Les personnages de Chris Pratt et surtout, de Bryce Dallas Howard, constituent les nouveautés rafraichissantes qui permettent à mes yeux de sauver le film. Si le premier ne semble survivre à Hollywood que grâce à son image ‘cool’, cela fonctionne ici. On est loin du charisme un peu étrange de Jeff Goldblum, mais c’est quand même mieux que le vieux Sam Neil… La vraie amélioration concerne néanmoins le personnage féminin, où l’on passe d’une blonde fadasse et cruche (Laura Dern) à une rousse flamboyante et carrément badass.
(Je me demande comment j’ai fait pour passer à côté de Bryce Dallas Howard pendant tant d’années, cette femme est vraiment superbe…)
Bon il y a pas mal de choses que l’on pourrait reprocher au film. J’ai grandi avec les « Jurassic Park », et du coup, voir d’immenses carnivores écailleux bouffer tout le monde me remplit de joie, mais même dans cette optique, on sent que le film de Trevorrow aurait pu faire mieux :
- Le fait que le parc est fonctionnel n’est pas exploité. Bon sang, il y a un dinosaure enragé et invincible d’une part, et vingt-mille jambons d’autre part. Il y avait vraiment matière à exploiter ce terrain de jeu gigantesque pour servir le scénario d’un film catastrophe. Là, on a plus l’impression d’assister à un remake du premier avec un plus bel emballage.
- Le manque d’imagination et de variété au niveau des dinosaures. C’est bien gentil de nous inventer un monstre surpuissant, on est toujours très content de revoir les stars des épisodes précédents, mais l’on retrouve tout le temps les mêmes bestiaux, et ils sont tous très marron/grisâtre. Je ne suis pas un expert, et il paraît que la couleur des dinosaures est un sujet sur lequel il est dur de se prononcer : raison de plus pour en profiter pour donner plein de couleurs à ces bestiaux, d’autant plus que des mecs qui jouent avec la génétique doivent sans doute pouvoir le faire assez facilement, et que cela plairait au public (technique marketing très simple – pourquoi croyez-vous que les balles de tennis sont d’une jaune aussi dégueu ? Un indice, elles furent jadis aussi blanches que les lignes, et un beau jour, quelqu'un a commencé à retransmettre le tennis à la télé).
Malgré tout, on ressent au visionnage du film un véritable amour des premiers opus de Spielberg et de Crichton, alors que Trevorrow y multiplie les hommages, parfois au détriment de sa propre histoire. Le film oscille en fait entre un esprit nanardesque mal assumé – ce combat final, nom de Dieu mais que c’est ridicule – de vraies bonnes idées (l’énorme dinosaure aquatique, la scène de la volière, avoir casté Bryce Dallas Howard) et des incohérences d’une stupidité confondante. Ah, et j’ai apprécié l’apparition de ce brave Piscine Molitor Patel, qui nous explique qu’il suffit de regarder les animaux dans les yeux pour savoir ce qu’ils pensent. Un clin d’œil direct à « L’Odyssée de Pi ».

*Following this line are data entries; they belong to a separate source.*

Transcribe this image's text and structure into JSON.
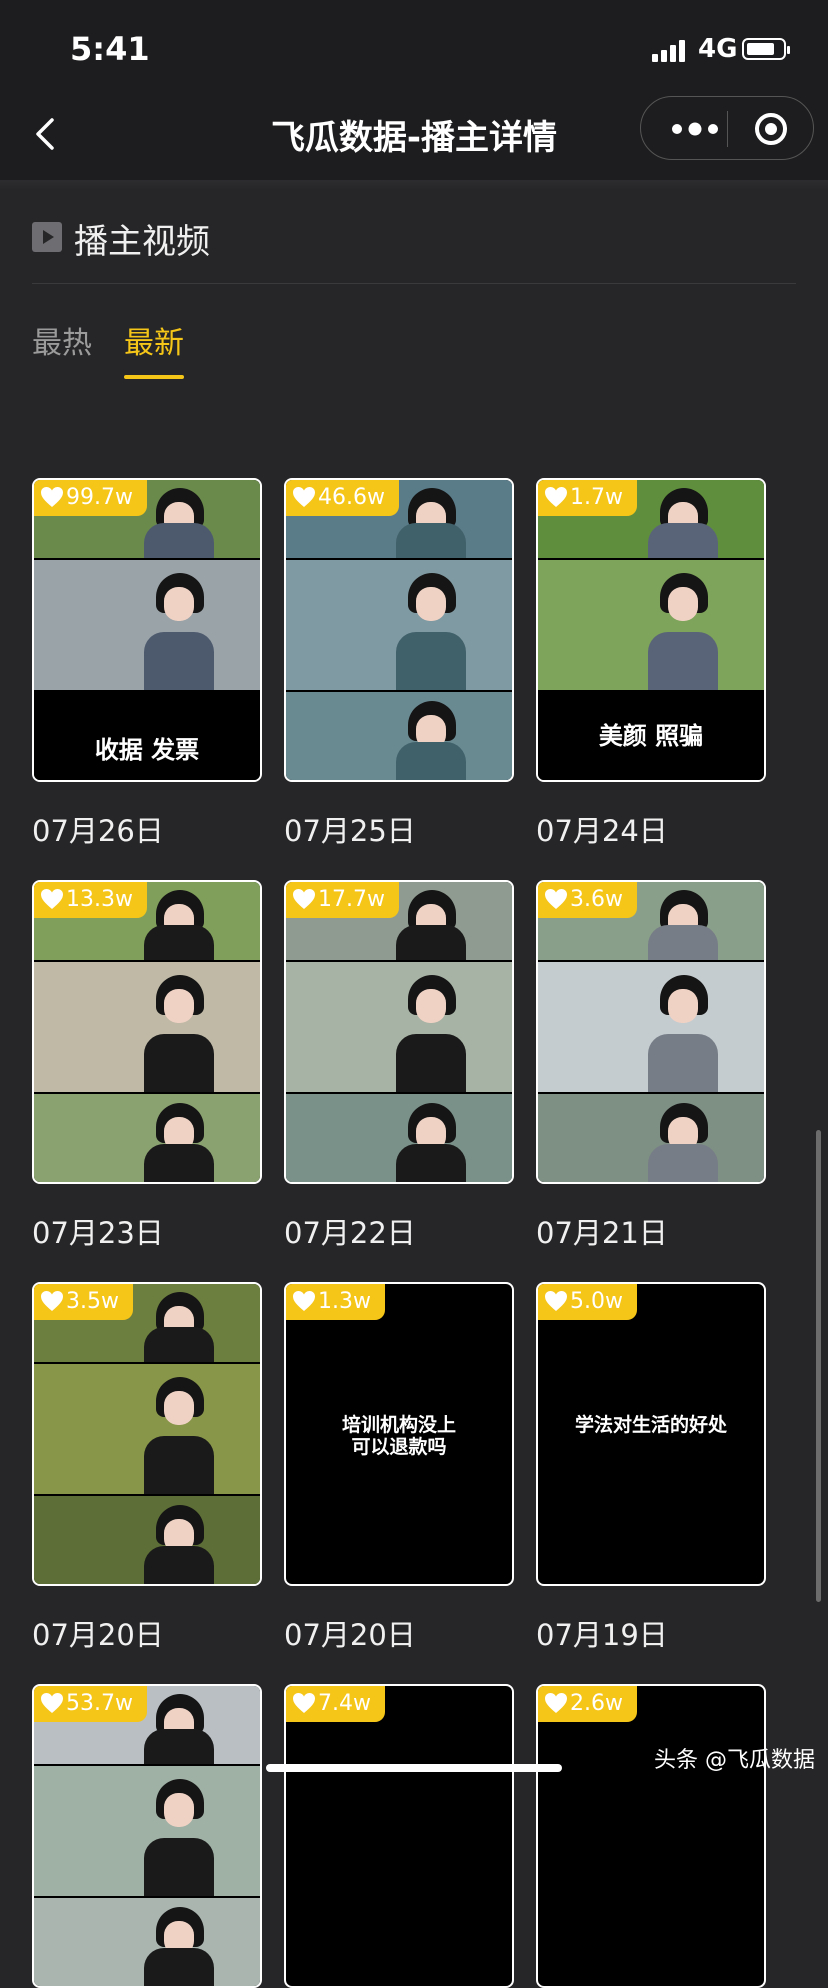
{
  "status": {
    "time": "5:41",
    "network": "4G",
    "battery_fraction": 0.8
  },
  "nav": {
    "title": "飞瓜数据-播主详情",
    "icons": [
      "back-chevron",
      "more-dots",
      "target-circle"
    ]
  },
  "section": {
    "title": "播主视频",
    "icon": "play-icon"
  },
  "tabs": [
    {
      "label": "最热",
      "active": false
    },
    {
      "label": "最新",
      "active": true
    }
  ],
  "colors": {
    "accent": "#f5c518",
    "background": "#262628",
    "header": "#1d1d1f"
  },
  "videos": [
    {
      "likes": "99.7w",
      "caption": "收据 发票",
      "date": "07月26日"
    },
    {
      "likes": "46.6w",
      "caption": "",
      "date": "07月25日"
    },
    {
      "likes": "1.7w",
      "caption": "美颜 照骗",
      "date": "07月24日"
    },
    {
      "likes": "13.3w",
      "caption": "",
      "date": "07月23日"
    },
    {
      "likes": "17.7w",
      "caption": "",
      "date": "07月22日"
    },
    {
      "likes": "3.6w",
      "caption": "",
      "date": "07月21日"
    },
    {
      "likes": "3.5w",
      "caption": "",
      "date": "07月20日"
    },
    {
      "likes": "1.3w",
      "text": "培训机构没上\n可以退款吗",
      "date": "07月20日"
    },
    {
      "likes": "5.0w",
      "text": "学法对生活的好处",
      "date": "07月19日"
    },
    {
      "likes": "53.7w",
      "caption": "",
      "date": ""
    },
    {
      "likes": "7.4w",
      "caption": "",
      "date": ""
    },
    {
      "likes": "2.6w",
      "caption": "",
      "date": ""
    }
  ],
  "watermark": "头条 @飞瓜数据"
}
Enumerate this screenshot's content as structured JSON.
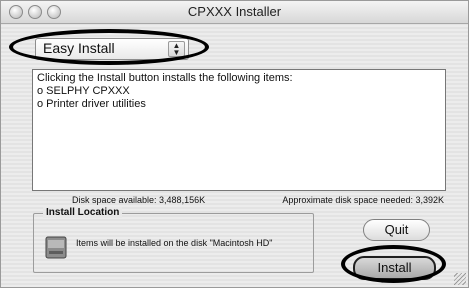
{
  "window": {
    "title": "CPXXX  Installer"
  },
  "popup": {
    "selected": "Easy Install",
    "arrows": "▲▼"
  },
  "list": {
    "lines": [
      "Clicking the Install button installs the following items:",
      "o SELPHY CPXXX",
      "o Printer driver utilities"
    ]
  },
  "disk": {
    "available": "Disk space available: 3,488,156K",
    "needed": "Approximate disk space needed: 3,392K"
  },
  "install_location": {
    "title": "Install Location",
    "text": "Items will be installed on the disk \"Macintosh HD\"",
    "icon": "hard-disk-icon"
  },
  "buttons": {
    "quit": "Quit",
    "install": "Install"
  }
}
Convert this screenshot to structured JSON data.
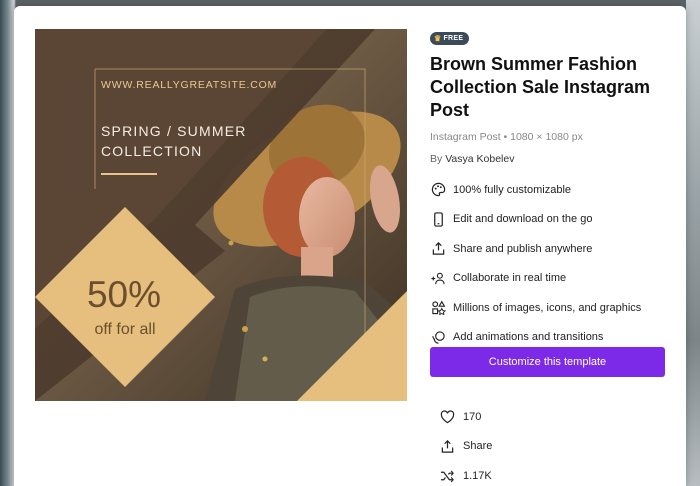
{
  "template": {
    "site_url": "WWW.REALLYGREATSITE.COM",
    "headline": "SPRING / SUMMER\nCOLLECTION",
    "discount_value": "50%",
    "discount_label": "off for all"
  },
  "details": {
    "badge": "FREE",
    "title": "Brown Summer Fashion Collection Sale Instagram Post",
    "meta": "Instagram Post • 1080 × 1080 px",
    "author_prefix": "By",
    "author_name": "Vasya Kobelev",
    "features": [
      {
        "icon": "palette-icon",
        "label": "100% fully customizable"
      },
      {
        "icon": "phone-icon",
        "label": "Edit and download on the go"
      },
      {
        "icon": "share-upload-icon",
        "label": "Share and publish anywhere"
      },
      {
        "icon": "collaborate-icon",
        "label": "Collaborate in real time"
      },
      {
        "icon": "elements-icon",
        "label": "Millions of images, icons, and graphics"
      },
      {
        "icon": "animation-icon",
        "label": "Add animations and transitions"
      }
    ],
    "cta_label": "Customize this template"
  },
  "stats": {
    "likes": "170",
    "share_label": "Share",
    "remix_count": "1.17K"
  },
  "colors": {
    "accent": "#7d2ae8",
    "badge_bg": "#3c4a5a",
    "template_brown": "#5a4a3c",
    "template_tan": "#e6bf7e"
  }
}
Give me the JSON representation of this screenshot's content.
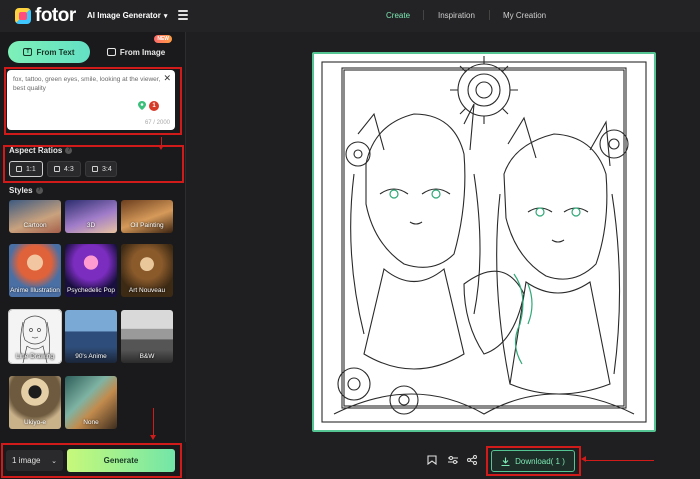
{
  "app": {
    "logo_text": "fotor",
    "generator_label": "AI Image Generator",
    "nav": [
      {
        "label": "Create",
        "active": true
      },
      {
        "label": "Inspiration",
        "active": false
      },
      {
        "label": "My Creation",
        "active": false
      }
    ]
  },
  "mode_tabs": {
    "from_text": "From Text",
    "from_image": "From Image",
    "new_badge": "NEW"
  },
  "prompt": {
    "value": "fox, tattoo, green eyes, smile, looking at the viewer, best quality",
    "char_count": "67 / 2000",
    "ai_badge": "1"
  },
  "aspect_ratios": {
    "title": "Aspect Ratios",
    "options": [
      {
        "label": "1:1",
        "selected": true
      },
      {
        "label": "4:3",
        "selected": false
      },
      {
        "label": "3:4",
        "selected": false
      }
    ]
  },
  "styles": {
    "title": "Styles",
    "items": [
      {
        "label": "Cartoon",
        "selected": false
      },
      {
        "label": "3D",
        "selected": false
      },
      {
        "label": "Oil Painting",
        "selected": false
      },
      {
        "label": "Anime Illustration",
        "selected": false
      },
      {
        "label": "Psychedelic Pop",
        "selected": false
      },
      {
        "label": "Art Nouveau",
        "selected": false
      },
      {
        "label": "Line Drawing",
        "selected": true
      },
      {
        "label": "90's Anime",
        "selected": false
      },
      {
        "label": "B&W",
        "selected": false
      },
      {
        "label": "Ukiyo-e",
        "selected": false
      },
      {
        "label": "None",
        "selected": false
      }
    ]
  },
  "generate": {
    "count_value": "1 image",
    "button_label": "Generate"
  },
  "result": {
    "download_label": "Download( 1 )",
    "tool_icons": [
      "bookmark-icon",
      "adjust-icon",
      "share-icon"
    ]
  },
  "colors": {
    "accent": "#7de9b4",
    "annotation_red": "#d11a1a",
    "background": "#1f1f21"
  }
}
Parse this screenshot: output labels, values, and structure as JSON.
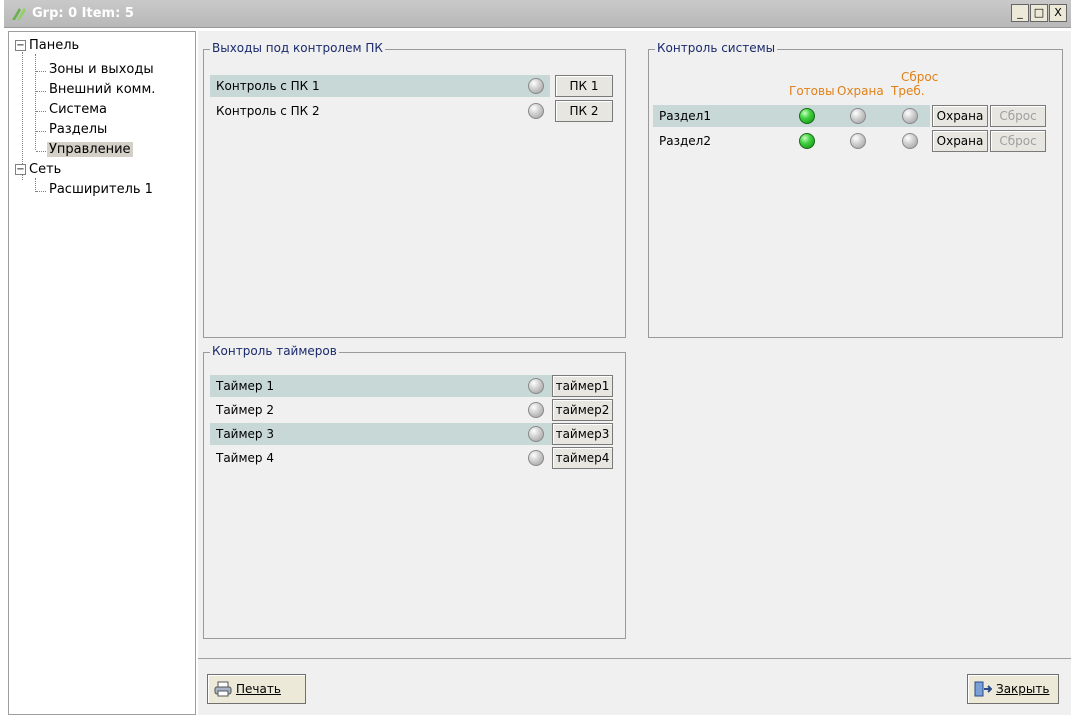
{
  "window": {
    "title": "Grp: 0 Item: 5",
    "minimize": "_",
    "maximize": "□",
    "close": "X"
  },
  "tree": {
    "panel": "Панель",
    "panel_children": [
      "Зоны и выходы",
      "Внешний комм.",
      "Система",
      "Разделы",
      "Управление"
    ],
    "network": "Сеть",
    "network_children": [
      "Расширитель 1"
    ],
    "selected": "Управление"
  },
  "pc_outputs": {
    "title": "Выходы под контролем ПК",
    "rows": [
      {
        "label": "Контроль с ПК 1",
        "button": "ПК 1"
      },
      {
        "label": "Контроль с ПК 2",
        "button": "ПК 2"
      }
    ]
  },
  "system_control": {
    "title": "Контроль системы",
    "headers": {
      "ready": "Готовы",
      "guard": "Охрана",
      "reset_top": "Сброс",
      "reset_bottom": "Треб."
    },
    "rows": [
      {
        "label": "Раздел1",
        "ready": "green",
        "guard_button": "Охрана",
        "reset_button": "Сброс"
      },
      {
        "label": "Раздел2",
        "ready": "green",
        "guard_button": "Охрана",
        "reset_button": "Сброс"
      }
    ]
  },
  "timers": {
    "title": "Контроль таймеров",
    "rows": [
      {
        "label": "Таймер 1",
        "button": "таймер1"
      },
      {
        "label": "Таймер 2",
        "button": "таймер2"
      },
      {
        "label": "Таймер 3",
        "button": "таймер3"
      },
      {
        "label": "Таймер 4",
        "button": "таймер4"
      }
    ]
  },
  "footer": {
    "print": "Печать",
    "close": "Закрыть"
  },
  "colors": {
    "row_highlight": "#c7d8d6",
    "header_orange": "#e08018",
    "group_title": "#1a2a6c",
    "led_green": "#3fd03f"
  }
}
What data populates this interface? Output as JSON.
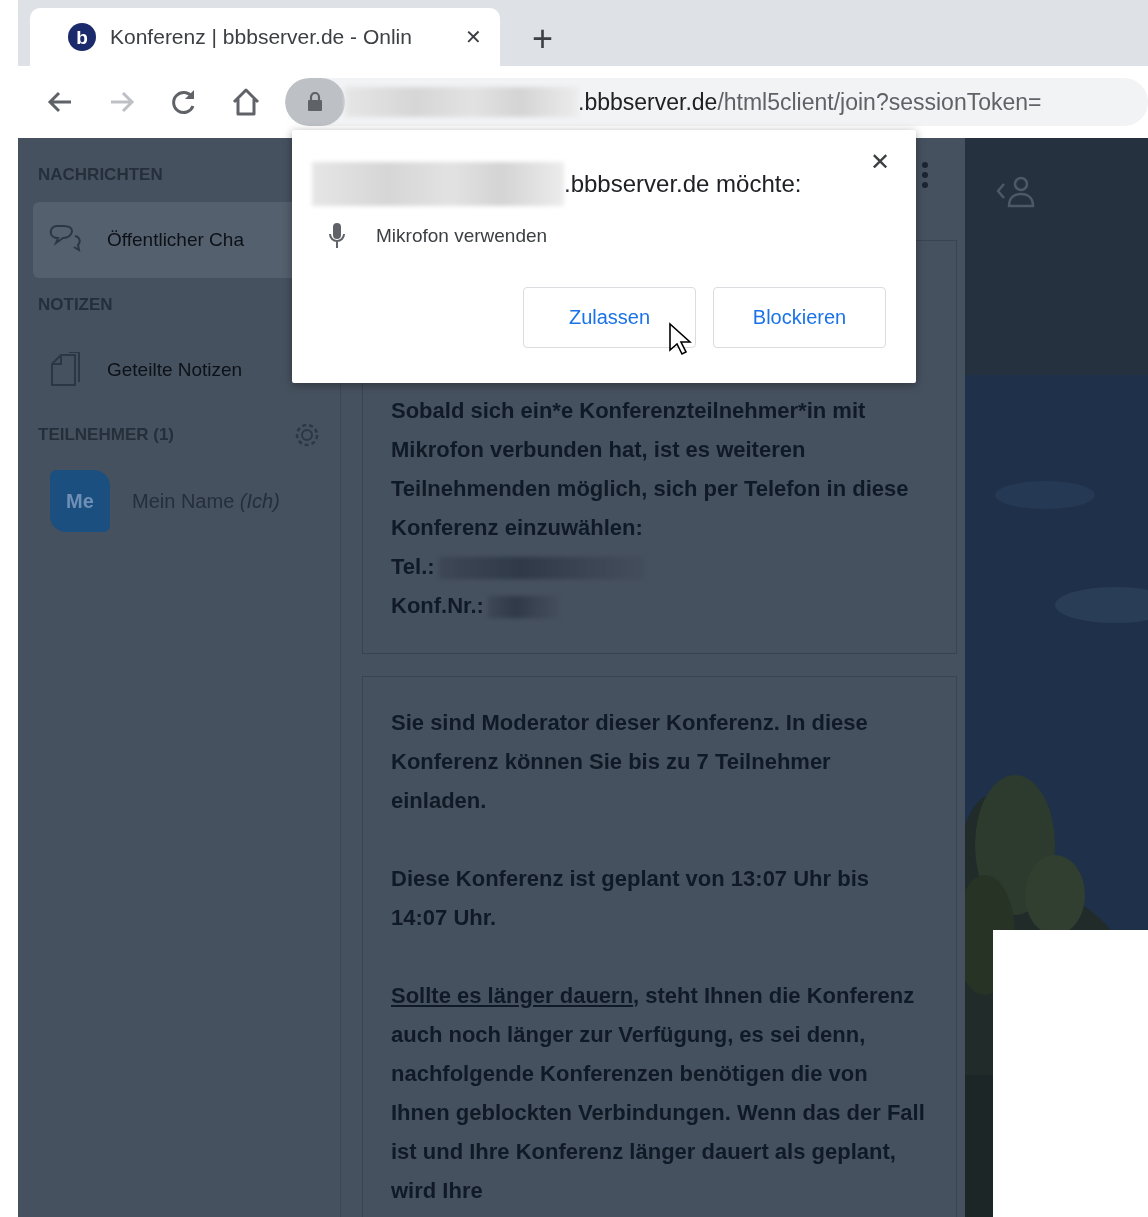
{
  "browser": {
    "tab": {
      "logo_letter": "b",
      "title": "Konferenz | bbbserver.de - Onlin",
      "close": "✕",
      "selected": true
    },
    "new_tab": "+",
    "nav": {
      "back_disabled": false,
      "forward_disabled": true
    },
    "address": {
      "host": ".bbbserver.de",
      "path": "/html5client/join?sessionToken="
    }
  },
  "sidebar": {
    "messages": {
      "heading": "NACHRICHTEN",
      "items": [
        {
          "label": "Öffentlicher Cha",
          "selected": true
        }
      ]
    },
    "notes": {
      "heading": "NOTIZEN",
      "items": [
        {
          "label": "Geteilte Notizen",
          "selected": false
        }
      ]
    },
    "participants": {
      "heading": "TEILNEHMER (1)",
      "users": [
        {
          "avatar": "Me",
          "name": "Mein Name *(Ich)*"
        }
      ]
    }
  },
  "chat": {
    "messages": [
      {
        "intro": "Sobald sich ein*e Konferenzteilnehmer*in mit Mikrofon verbunden hat, ist es weiteren Teilnehmenden möglich, sich per Telefon in diese Konferenz einzuwählen:",
        "dial_in": [
          {
            "label": "Tel.:"
          },
          {
            "label": "Konf.Nr.:"
          }
        ]
      },
      {
        "paragraphs": [
          {
            "text": "Sie sind Moderator dieser Konferenz. In diese Konferenz können Sie bis zu 7 Teilnehmer einladen."
          },
          {
            "text": "Diese Konferenz ist geplant von 13:07 Uhr bis 14:07 Uhr."
          },
          {
            "link": "Sollte es länger dauern",
            "text": ", steht Ihnen die Konferenz auch noch länger zur Verfügung, es sei denn, nachfolgende Konferenzen benötigen die von Ihnen geblockten Verbindungen. Wenn das der Fall ist und Ihre Konferenz länger dauert als geplant, wird Ihre"
          }
        ]
      }
    ]
  },
  "permission_popup": {
    "origin_suffix": ".bbbserver.de möchte:",
    "close": "✕",
    "permission": "Mikrofon verwenden",
    "buttons": [
      {
        "label": "Zulassen"
      },
      {
        "label": "Blockieren"
      }
    ]
  }
}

Je serais enclin à dire que malgré ses défauts, « Jurassic World » comble un vide et remplit partiellement son rôle face à la longue attente des fans de la première heure de « Jurassic Park », qui y trouveront sans doute leur compte. C’est un peu mon cas, et j’avoue sans complexe avoir passé un très bon moment devant le plus grand écran de cinéma du monde. À recommander aux fans de dinosaures et de jolies rousses, mais pas aux puristes ni aux paléontologues amateurs, et aux nostalgiques du Spielberg de 1993.
Pour les autres, le film s’inscrira dans la déjà longue lignée des blockbusters américains décérébrés.